Many hedge funds are turning toward crowdsourcing to pick winning trading strategies. Hence, if you’re a skilled algorithmic trader, you can carve up a slice of the growing market. The two main ways to earn profits from crowdsourced trading are:


  1. Building and selling your algorithms;
  2. Deploying your algorithms with capital from crowdsourced capital.

Building and selling your algorithms

The skills needed to build trading algorithms aren’t easy to develop. An algorithmic trader must have a thorough understanding of the markets they’re operating in alongside sufficient programming knowledge to feed trading instructions to a computer. Investors lacking these skills pay significant sums to buy trading algorithms created by experts.

There are some platforms where you can sell your trading algorithms like MQL5.community. This platform includes a marketplace where users can purchase trading robots and deploy them with their capital. If you have the skills, you can create and list your trading robot on the marketplace and earn money whenever someone buys it.

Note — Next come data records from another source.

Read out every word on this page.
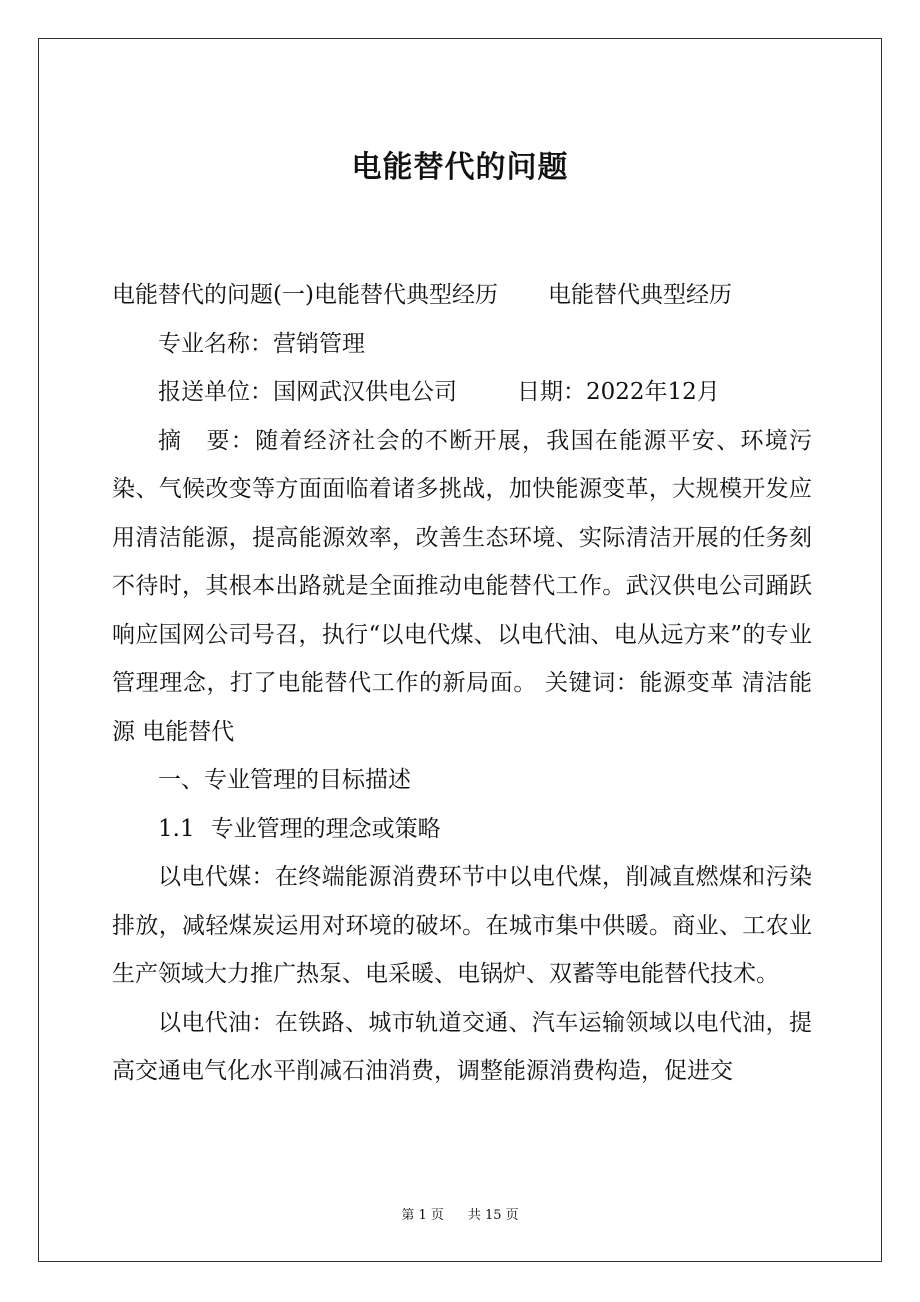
电能替代的问题

电能替代的问题(一)电能替代典型经历 电能替代典型经历

专业名称：营销管理

报送单位：国网武汉供电公司	日期：2022年12月

摘　要：随着经济社会的不断开展，我国在能源平安、环境污染、气候改变等方面面临着诸多挑战，加快能源变革，大规模开发应用清洁能源，提高能源效率，改善生态环境、实际清洁开展的任务刻不待时，其根本出路就是全面推动电能替代工作。武汉供电公司踊跃响应国网公司号召，执行“以电代煤、以电代油、电从远方来”的专业管理理念，打了电能替代工作的新局面。 关键词：能源变革 清洁能源 电能替代

一、专业管理的目标描述

1.1 专业管理的理念或策略

以电代媒：在终端能源消费环节中以电代煤，削减直燃煤和污染排放，减轻煤炭运用对环境的破坏。在城市集中供暖。商业、工农业生产领域大力推广热泵、电采暖、电锅炉、双蓄等电能替代技术。

以电代油：在铁路、城市轨道交通、汽车运输领域以电代油，提高交通电气化水平削减石油消费，调整能源消费构造，促进交

第 1 页 共 15 页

The MQL5 platform also includes a freelance marketplace where you can find clients that want trading robots built to their specifications and bid for the job. If you’re capable, why not monetize your skills?

Another good thing about MQL5 is that it allows you to test your trading robot before listing it on the marketplace. It supports backtesting, which is testing your algorithms on historical data, and forward testing, which entails testing your algorithms on live market data.

Deploying Algorithms with Capital

Some traders have ample skills to build trading robots but lack the capital to deploy them on the market and earn profits. These traders would be pleased to know that hedge funds are becoming increasingly receptive to funding crowdsourced investments. For instance, hedge fund honcho Steve Cohen has committed $250 million in capital to algorithmic traders around the globe.

If you have what it takes to manage other people’s money, you can sign up on one of the popular crowd-sourced investment platforms (e.g., Quantopian and Quantiacs) and vie for capital. These platforms allocate substantial money (up to $1 million or more) to the best algorithms. If yours is selected, you’ll get a percentage of the profits.


Note that this process is super competitive. You’ll be vying with thousands of people with top-notch analytical, finance, and programming skills– the best of the best.

Is Crowdsourced Trading Right for You?

Whether crowdsourced trading would be a fulfilling endeavor depends on many factors, such as your goals, geographical location, and how much time you can devote to trading. If you’re a full-time trader living within a major financial hub, it might be smarter to avoid the crowdsourced trading route and raise capital from local investors.

On the other hand, if you’re living far away from major financial hubs, it’ll be wiser to seek capital from crowdsourced platforms where it’s easier to find willing investors.

Before joining any crowdsourced trading platform, familiarize yourself with its rules, compensation structure, and target audience.